As his term wound down, however, his chances of winning reelection were not looking good. That’s when diGenova re-entered the picture. In 1991, the lifelong Republican attended a $1,000-a-ticket fundraiser for Adams’ campaign, not to give money but to answer reporters’ questions about Tupper’s charges. “To say the case was meritless is an understatement,” he told The Washington Post.
That dismissive wave of the hand suddenly looked less credible in March 1992, in the midst of Adams’ campaign, when The Seattle Times published allegations against him from eight other women. They were unidentified but the signed affidavits were to be made public if Adams sued for libel. Like Tupper, these women told lurid tales of sexual harassment, suspect cocktails, abuse, and a rape. Other women who worked on the Hill said he had a reputation for lechery, commonly referred to as “Brock’s problem.”

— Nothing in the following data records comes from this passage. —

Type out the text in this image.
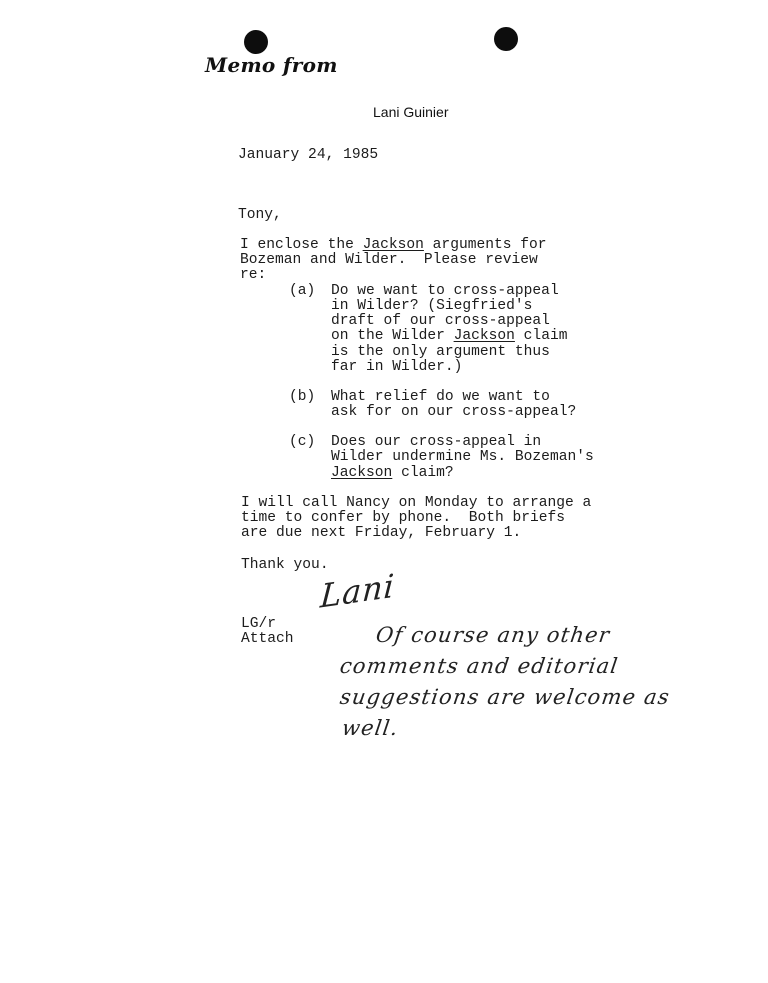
Memo from
Lani Guinier
January 24, 1985
Tony,
I enclose the Jackson arguments for
Bozeman and Wilder.  Please review
re:
(a) Do we want to cross-appeal
in Wilder? (Siegfried's
draft of our cross-appeal
on the Wilder Jackson claim
is the only argument thus
far in Wilder.)
(b) What relief do we want to
ask for on our cross-appeal?
(c) Does our cross-appeal in
Wilder undermine Ms. Bozeman's
Jackson claim?
I will call Nancy on Monday to arrange a
time to confer by phone.  Both briefs
are due next Friday, February 1.
Thank you.
Lani
LG/r
Attach	Of course any other
comments and editorial
suggestions are welcome as
well.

Adams continued to maintain his innocence but abandoned his reelection bid, a move that caused consternation among his fellow senators. “In their anguish for a fallen colleague and a tainted institution, some senators appeared almost stunned at how swiftly the rules of conduct had changed,” The New York Times reported. Adams’ downfall opened a door for the one Democrat who had dared to announce a primary challenge against him. Patty Murray was a little-known state legislator whose election chances were widely dismissed. But in part because of Adams, 1992 became the year of the woman in politics.
Adams retired to the Maryland shore, where he died of Parkinson’s disease in 2004. Not only is his former Senate seat now held by Sen. Murray, but his old House seat also is held by a woman, Rep. Pramila Jayapal.
Tupper returned to Seattle, earned a Ph.D. in English from the University of Washington, married and raised four children with her husband, George Bridges, now president of The Evergreen State College.
And diGenova continued defending powerful men, sometimes by disparaging women who might knock them from their perch. During the 2018 confirmation hearings for Supreme Court nominee Brett Kavanaugh, diGenova attacked Susan Blasey Ford, who accused Kavanaugh of sexually assaulting her when both were teenagers. “This is nonsense,” diGenova told Fox News. “She really doesn’t want to testify. Because when she does, she’s going to look like the loon that she is.”
We’ve probably not heard the last of Joseph diGenova, who might seem an example of how political figures these days can indulge in outrageous, even violent talk yet suffer no consequences themselves. Not so. After he urged that Chris Krebs should be shot, diGenova was told he was no longer welcome as a member of the Gridiron Club.